FIGULO, Publio Nigidio (P. Nigidius Figŭlus)
Scrittore latino contemporaneo di Cicerone. Della sua vita sappiamo solo che fu in rapporto familiare con Cicerone, cui diede appoggio contro Catilina. Si schierò a lato di Pompeo nella guerra civile; bandito da Cesare, morì in esilio nel 45. Scrisse di grammatica, di teologia, di scienza naturale.
L'opera sua Commentarii grammatici, in almeno 29 libri, più che una esposizione sistematica delle discipline grammaticali era una raccolta di ricerche d'indole grammaticale, fra le quali una sulla questione, molto agitata nelle scuole grammaticali di Alessandria e di Pergamo, se il linguaggio debba considerarsi nato per convenzione o per fatto naturale; F. si dichiarava favorevole alla seconda opinione. A tale problema d'indole filosofica si ricongiunge intimamente quello d'indole grammaticale dell'analogia e dell'anomalia del linguaggio, che distingue appunto le due scuole grammaticali greche ora menzionate e che interessò anche Varrone. Nigidio avrebbe voluto che i diversi casi con eguale terminazione fossero distinti con diversa scrittura. Si è attribuita anche a lui l'invenzione dell'apex. Soltanto Quintiliano (XI, 3, 143) ricorda una sua opera De gestu.
Il più importante dei suoi scritti teologici trattava De diis. Alla stessa cerchia di ricerche appartenevano i tre scritti sulla divinatio: De augurio privato, De extis, De somniis.
Interessanti dovevano essere gli scritti scientifici, primi fra tutti la Sphaera graecanica e la Sphaera barbarica. La Graecanica, cioè la figurazione del cielo secondo la maniera greca, trattava: 1. dello zodiaco con le leggende relative agli astri; 2. delle costellazioni greche, fuori dello zodiaco, probabilmente con le leggende ad esse relative. La Sphaera barbarica trattava del cielo delle stelle fisse egiziano e forse anche babilonese, e delle singole costellazioni. Probabilmente le due Sphaerae appartenevano ad un'unica opera e avevano per fonte Asclepiade di Mirleia. Altri scritti scientifici di Nigidio erano De vento, De animalibus, De hominum naturalibus, forse anche uno De terris. Nigidio accoppiò l'astronomia all'astrologia. Giovanni Lido estrasse dai libri di lui, di Fonteio e di Labeone, interpreti dei libri tagetici, calendarî brontoscopici, molto apprezzati dai Bizantini. Il fatto che Nigidio si occupò di scienze occulte e il suo tentativo di ripristinare le pratiche pitagoriche dovettero contribuire a creargli fama d'indovino e quasi stregone (cfr. Apul., Apol., 42). Edizione dei frammenti a cura di A. Swoboda (Vienna 1889).

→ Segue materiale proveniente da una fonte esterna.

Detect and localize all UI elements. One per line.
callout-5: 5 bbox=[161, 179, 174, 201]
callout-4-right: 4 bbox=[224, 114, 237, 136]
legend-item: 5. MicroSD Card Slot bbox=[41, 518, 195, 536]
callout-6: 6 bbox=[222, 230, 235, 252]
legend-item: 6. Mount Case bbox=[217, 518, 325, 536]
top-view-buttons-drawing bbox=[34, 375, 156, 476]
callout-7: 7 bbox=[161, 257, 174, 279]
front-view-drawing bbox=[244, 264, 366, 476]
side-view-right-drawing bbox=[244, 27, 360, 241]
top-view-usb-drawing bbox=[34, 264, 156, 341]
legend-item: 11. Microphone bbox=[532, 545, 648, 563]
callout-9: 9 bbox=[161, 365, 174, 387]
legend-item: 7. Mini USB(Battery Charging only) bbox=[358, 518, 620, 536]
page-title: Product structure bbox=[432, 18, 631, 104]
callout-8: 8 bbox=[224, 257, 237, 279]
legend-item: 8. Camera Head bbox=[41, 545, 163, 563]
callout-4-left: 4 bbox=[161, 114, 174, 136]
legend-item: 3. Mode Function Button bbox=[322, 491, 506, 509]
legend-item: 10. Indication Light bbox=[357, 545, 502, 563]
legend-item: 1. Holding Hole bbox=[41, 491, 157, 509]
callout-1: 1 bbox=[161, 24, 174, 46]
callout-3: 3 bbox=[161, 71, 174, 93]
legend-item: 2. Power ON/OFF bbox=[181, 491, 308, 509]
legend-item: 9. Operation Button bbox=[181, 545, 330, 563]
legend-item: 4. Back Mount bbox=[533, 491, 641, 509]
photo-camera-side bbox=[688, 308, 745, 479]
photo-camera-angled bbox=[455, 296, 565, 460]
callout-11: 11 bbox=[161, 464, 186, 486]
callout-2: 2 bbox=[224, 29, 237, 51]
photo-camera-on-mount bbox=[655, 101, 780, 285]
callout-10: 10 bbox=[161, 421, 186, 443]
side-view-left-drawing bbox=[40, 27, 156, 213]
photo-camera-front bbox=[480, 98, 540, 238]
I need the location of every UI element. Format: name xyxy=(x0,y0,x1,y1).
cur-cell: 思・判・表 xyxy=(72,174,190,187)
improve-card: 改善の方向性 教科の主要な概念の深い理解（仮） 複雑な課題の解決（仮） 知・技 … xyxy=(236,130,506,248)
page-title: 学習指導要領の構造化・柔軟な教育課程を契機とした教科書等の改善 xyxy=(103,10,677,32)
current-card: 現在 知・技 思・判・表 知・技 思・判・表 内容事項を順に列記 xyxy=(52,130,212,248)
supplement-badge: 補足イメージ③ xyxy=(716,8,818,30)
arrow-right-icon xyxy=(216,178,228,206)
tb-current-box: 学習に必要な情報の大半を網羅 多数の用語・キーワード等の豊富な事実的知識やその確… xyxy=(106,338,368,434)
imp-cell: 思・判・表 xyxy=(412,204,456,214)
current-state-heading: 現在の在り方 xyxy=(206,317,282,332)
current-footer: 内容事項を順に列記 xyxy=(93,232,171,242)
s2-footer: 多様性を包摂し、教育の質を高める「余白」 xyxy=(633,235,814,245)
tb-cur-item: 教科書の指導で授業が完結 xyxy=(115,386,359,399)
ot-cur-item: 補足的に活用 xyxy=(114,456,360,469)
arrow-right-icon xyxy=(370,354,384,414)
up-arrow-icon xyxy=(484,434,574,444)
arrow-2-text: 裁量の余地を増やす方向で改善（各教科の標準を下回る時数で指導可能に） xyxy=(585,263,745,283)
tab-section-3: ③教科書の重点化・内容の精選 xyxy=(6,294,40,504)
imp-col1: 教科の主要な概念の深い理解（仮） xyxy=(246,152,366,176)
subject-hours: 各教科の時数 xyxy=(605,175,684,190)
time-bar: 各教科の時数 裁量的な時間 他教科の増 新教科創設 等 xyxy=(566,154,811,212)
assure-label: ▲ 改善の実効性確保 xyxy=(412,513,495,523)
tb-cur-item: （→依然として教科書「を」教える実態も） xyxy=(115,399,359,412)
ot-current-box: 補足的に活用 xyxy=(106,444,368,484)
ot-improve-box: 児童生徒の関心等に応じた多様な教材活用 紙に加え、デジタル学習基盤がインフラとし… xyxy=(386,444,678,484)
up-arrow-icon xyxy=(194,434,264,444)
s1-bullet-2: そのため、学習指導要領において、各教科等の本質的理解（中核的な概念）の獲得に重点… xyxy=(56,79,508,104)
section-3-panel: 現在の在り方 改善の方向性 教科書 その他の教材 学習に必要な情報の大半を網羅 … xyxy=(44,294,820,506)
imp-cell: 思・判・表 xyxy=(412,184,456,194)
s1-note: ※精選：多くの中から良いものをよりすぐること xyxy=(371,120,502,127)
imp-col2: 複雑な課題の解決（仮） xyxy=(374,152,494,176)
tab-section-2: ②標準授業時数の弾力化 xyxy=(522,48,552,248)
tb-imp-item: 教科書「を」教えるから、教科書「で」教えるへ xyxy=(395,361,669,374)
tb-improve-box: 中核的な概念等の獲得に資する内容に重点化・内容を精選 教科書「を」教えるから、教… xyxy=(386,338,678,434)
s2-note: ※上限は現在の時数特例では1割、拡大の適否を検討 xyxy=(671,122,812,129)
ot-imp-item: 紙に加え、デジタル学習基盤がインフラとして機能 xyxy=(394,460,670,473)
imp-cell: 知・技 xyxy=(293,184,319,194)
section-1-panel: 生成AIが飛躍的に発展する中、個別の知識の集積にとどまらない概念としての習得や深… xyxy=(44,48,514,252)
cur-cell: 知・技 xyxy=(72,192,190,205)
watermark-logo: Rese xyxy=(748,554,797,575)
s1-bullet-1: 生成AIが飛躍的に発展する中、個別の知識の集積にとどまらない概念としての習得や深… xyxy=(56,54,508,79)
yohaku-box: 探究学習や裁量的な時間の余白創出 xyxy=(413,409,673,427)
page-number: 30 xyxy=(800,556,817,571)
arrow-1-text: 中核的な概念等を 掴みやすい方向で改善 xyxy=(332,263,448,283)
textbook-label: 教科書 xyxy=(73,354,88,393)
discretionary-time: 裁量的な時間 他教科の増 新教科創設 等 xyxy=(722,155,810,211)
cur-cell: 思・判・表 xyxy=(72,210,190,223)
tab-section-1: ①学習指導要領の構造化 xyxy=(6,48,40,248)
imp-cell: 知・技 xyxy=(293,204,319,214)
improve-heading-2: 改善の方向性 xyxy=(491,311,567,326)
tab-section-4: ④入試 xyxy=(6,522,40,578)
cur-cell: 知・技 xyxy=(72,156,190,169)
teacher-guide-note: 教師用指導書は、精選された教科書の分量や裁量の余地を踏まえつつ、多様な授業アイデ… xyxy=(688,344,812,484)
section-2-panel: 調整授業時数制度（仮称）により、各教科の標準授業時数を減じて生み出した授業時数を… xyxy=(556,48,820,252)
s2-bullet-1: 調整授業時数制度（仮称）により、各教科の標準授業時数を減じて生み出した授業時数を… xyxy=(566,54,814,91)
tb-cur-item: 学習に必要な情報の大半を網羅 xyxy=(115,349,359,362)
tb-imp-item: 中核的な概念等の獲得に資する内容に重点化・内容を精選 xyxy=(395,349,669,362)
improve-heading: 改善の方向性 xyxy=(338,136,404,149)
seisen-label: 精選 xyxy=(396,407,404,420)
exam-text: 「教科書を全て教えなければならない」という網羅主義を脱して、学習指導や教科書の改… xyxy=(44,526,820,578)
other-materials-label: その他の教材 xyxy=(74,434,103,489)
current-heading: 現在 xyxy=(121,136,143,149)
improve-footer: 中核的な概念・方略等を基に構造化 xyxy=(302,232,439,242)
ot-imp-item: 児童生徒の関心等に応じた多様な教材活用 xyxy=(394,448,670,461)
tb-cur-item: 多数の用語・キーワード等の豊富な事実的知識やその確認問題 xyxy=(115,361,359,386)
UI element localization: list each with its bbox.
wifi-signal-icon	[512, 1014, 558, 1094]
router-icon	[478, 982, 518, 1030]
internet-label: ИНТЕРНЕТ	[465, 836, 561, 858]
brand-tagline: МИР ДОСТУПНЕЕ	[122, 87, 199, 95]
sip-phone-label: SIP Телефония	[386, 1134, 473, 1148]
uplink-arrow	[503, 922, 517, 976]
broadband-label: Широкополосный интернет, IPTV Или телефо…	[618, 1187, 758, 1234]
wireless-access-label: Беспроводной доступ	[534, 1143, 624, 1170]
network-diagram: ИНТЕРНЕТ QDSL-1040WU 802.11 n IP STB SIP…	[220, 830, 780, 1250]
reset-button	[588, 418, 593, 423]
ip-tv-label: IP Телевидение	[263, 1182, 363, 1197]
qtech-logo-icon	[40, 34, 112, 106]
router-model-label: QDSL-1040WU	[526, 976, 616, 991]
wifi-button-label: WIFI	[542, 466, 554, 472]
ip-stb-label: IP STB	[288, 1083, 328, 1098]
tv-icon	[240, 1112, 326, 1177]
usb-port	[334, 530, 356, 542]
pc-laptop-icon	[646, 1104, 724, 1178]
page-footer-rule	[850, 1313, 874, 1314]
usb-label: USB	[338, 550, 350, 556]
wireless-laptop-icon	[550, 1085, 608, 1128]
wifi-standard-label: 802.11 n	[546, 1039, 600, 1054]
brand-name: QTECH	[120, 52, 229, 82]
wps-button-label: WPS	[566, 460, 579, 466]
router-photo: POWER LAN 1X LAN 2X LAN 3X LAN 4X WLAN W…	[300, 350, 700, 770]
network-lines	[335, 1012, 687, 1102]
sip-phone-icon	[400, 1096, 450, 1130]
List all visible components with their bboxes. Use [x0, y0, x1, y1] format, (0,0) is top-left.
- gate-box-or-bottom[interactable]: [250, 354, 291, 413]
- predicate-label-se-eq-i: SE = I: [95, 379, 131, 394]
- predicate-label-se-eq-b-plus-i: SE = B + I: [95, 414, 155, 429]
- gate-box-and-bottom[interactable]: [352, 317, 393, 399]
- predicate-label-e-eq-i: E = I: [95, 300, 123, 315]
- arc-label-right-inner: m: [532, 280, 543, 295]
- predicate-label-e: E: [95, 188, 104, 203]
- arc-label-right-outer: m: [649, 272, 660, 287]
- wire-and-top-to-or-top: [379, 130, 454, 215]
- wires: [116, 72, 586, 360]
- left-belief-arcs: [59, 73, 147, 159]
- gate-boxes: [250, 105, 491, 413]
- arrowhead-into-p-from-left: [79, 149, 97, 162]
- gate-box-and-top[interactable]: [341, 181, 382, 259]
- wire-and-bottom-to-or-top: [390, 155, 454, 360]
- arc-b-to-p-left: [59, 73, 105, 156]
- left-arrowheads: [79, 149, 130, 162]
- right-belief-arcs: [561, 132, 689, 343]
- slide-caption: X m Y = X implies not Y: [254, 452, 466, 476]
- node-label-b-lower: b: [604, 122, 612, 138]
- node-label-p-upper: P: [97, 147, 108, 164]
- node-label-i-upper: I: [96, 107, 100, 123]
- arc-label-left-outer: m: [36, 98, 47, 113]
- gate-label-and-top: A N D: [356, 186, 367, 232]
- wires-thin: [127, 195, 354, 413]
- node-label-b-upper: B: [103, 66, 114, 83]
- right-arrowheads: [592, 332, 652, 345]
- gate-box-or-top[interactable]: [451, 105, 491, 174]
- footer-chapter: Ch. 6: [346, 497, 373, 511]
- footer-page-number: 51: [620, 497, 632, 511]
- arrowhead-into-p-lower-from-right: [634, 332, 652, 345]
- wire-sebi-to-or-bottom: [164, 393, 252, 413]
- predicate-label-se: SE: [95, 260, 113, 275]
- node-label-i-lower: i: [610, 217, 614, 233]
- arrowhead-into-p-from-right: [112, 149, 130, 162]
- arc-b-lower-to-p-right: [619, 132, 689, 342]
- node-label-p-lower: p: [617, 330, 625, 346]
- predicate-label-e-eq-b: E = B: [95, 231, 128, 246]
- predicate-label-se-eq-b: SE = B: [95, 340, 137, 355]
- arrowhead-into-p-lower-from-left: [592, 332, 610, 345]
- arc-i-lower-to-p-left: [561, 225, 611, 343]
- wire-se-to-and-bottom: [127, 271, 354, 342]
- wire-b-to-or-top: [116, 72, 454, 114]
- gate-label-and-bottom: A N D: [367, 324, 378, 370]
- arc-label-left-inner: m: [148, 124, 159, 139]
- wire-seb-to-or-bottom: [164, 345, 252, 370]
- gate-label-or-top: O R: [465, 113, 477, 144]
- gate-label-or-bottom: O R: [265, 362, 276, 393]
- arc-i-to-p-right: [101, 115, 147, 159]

Bibl.: M. Schanz, Gesch. d. röm. Litt., 3ª ed., I, ii, Monaco 1909, p. 419 segg.; H. Roehring, De Nigidio Figulo capita II, Lipsia 1887; F. Boll, Sphaera, Lipsia 1903, p. 350 segg.; v. anche A. Bouché-Leclercq, Histoire de la divination dans l'antiquité, I, Parigi 1879, pp. 73, 253 ecc.; id., L'astrologie grecque, Parigi 1899, p. 363.